Если же выдернуть из чашечки воронца лепесток, можно заметить: нижняя его часть — черная, Вытянешь руку, посмотришь, и кажется: над темным фитильком алеет пламечко.
Лес смешанный: дубки с полированными жестяными листьями, бересты с шероховатым листом, светло-зеленые клены, ясени, лесные орехи, дикие яблони-кислицы и груши-дули. Кое-где абрикосы с мелкими плодами. Здесь их называют жердёлами. Много белой акации. Она уже отцвела.
В ряд поставлены четыре брезентовые палатки. В палатки натаскали пахучего сена. К стволам дубков прибили рукомойники. В центре поляны расчистили место для линейки, поставили высокий шест с роликом наверху — для подъема флага. Вкопали два столба для волейбольной сетки и два для турника.
Трещал барабан, поднимался флаг — все, как в настоящем лагере. Вот только продуктов маловато!
Митя Палёный скор в решениях. Заметив дрожки председателя колхоза, он вышел на дорогу. Разговор был деловой, короткий.
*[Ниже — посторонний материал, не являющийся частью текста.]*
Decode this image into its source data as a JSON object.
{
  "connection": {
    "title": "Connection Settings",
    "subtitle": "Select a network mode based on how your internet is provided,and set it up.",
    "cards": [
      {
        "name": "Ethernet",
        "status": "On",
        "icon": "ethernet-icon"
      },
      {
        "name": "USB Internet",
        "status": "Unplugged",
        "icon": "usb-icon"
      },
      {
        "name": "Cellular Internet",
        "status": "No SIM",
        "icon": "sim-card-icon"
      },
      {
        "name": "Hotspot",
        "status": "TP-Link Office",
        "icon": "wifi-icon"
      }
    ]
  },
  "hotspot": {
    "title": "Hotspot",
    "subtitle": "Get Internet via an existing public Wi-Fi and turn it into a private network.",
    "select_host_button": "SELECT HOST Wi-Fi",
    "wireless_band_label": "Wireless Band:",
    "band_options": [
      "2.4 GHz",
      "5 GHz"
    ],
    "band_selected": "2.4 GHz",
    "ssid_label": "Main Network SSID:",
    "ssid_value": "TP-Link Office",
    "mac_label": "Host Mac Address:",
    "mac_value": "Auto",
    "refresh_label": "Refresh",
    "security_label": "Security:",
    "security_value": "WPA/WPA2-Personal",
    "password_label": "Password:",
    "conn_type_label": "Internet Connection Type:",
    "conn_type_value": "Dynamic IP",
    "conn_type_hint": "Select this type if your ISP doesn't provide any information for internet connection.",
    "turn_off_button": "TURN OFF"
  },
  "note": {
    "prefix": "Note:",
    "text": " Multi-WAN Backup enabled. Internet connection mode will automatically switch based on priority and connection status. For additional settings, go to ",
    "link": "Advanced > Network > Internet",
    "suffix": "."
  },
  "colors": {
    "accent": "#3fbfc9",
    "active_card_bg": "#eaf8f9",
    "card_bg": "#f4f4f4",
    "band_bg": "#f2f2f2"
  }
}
Митя, выделяет пятнадцать ребят на прополку проса. Колхозная подвода привезет в лагерь освежеванного валашка, два лантуха картошки и пять паляниц.
Над лагерем витал смачный дух жареной картошки и баранины. Жить стало веселее. А просо все так же задыхалось в зарослях сорняков: ребят на прополку Митя не выслал.
Мишко совестил Митю, говорил, что надо бы трошки поработать. Митя ответил:
— Иди, если тебе охота!
— А как же дальше будем жить?
— Чудак, мы только одного обдурили. Еще ж четыре председателя в запасе!
Затем Митя перешел на крик:
— Что ты вытаращился? По-твоему, нехай дети сидят голодные — только чтоб честно, да?! Председатели колхозов, паразиты, обязаны сами о нас заботиться!
— Чего же ты раньше молчал? Договорился бы через Торбину — вот и заботились бы! А работать в поле тоже надо. У нас руки к осоту привыкли, колючек не боятся.
— Смотри, как заговорил, сопляк прибитый! На кого кричишь, кого учишь?! Мало каши ел, чтобы меня учить!
С тех пор они не могли смотреть в глаза друг другу,
Рася тоже отличился.
К колодцу, что на раздорожье, ходят и люди и скот. У позеленевшего сруба стоит на камнях длинное дощатое корыто. Под корытом куры копают червей. Они прибегают сюда от вагончика, что маячит на пригорке.
Рася в свой черед отправился к колодцу с двумя ведрами. Вернулся без воды, но не пустой. В каждом ведре — три курицы со свернутыми шеями. Сверху он прикрыл их лопушинами.
Митя потирал руки, хвалил Расю. Тот похвалы принимал охотно, но от Мишка взгляд отводил. Когда спускались к криничке, что синеет на дне оврага, Мишко сказал другу:
— Поймают — судить будут. Думаешь, хромой заступится? — Он впервые так назвал Митю. — Нема дурных, умоет руки!
Видно, Валька все разболтал отцу, когда относил домой патефон (боялся, что здесь могут «скрутить головку»). Торбина, наверно, позвонил в колхозы. На другой день привезли кадочку меда, мешок муки, макитру животного жира.
Валька принес новость: приехал харьковский театр. Ставят «Без вины виноватую» — так он сказал. Артист, который изображает Гришку Незнамова, ухлестывает за Дорой. Говорят, видели их на горе.
В груди у Мишка стало холодно, точно ледяной воды туда плеснули.
Дору не взяли в лагерь. Митя Палёный не взял. Он ее «купеческой дочкой» зовет. Говорит, батько кустарем был, бубликами торговал. Панского, мол, она роду.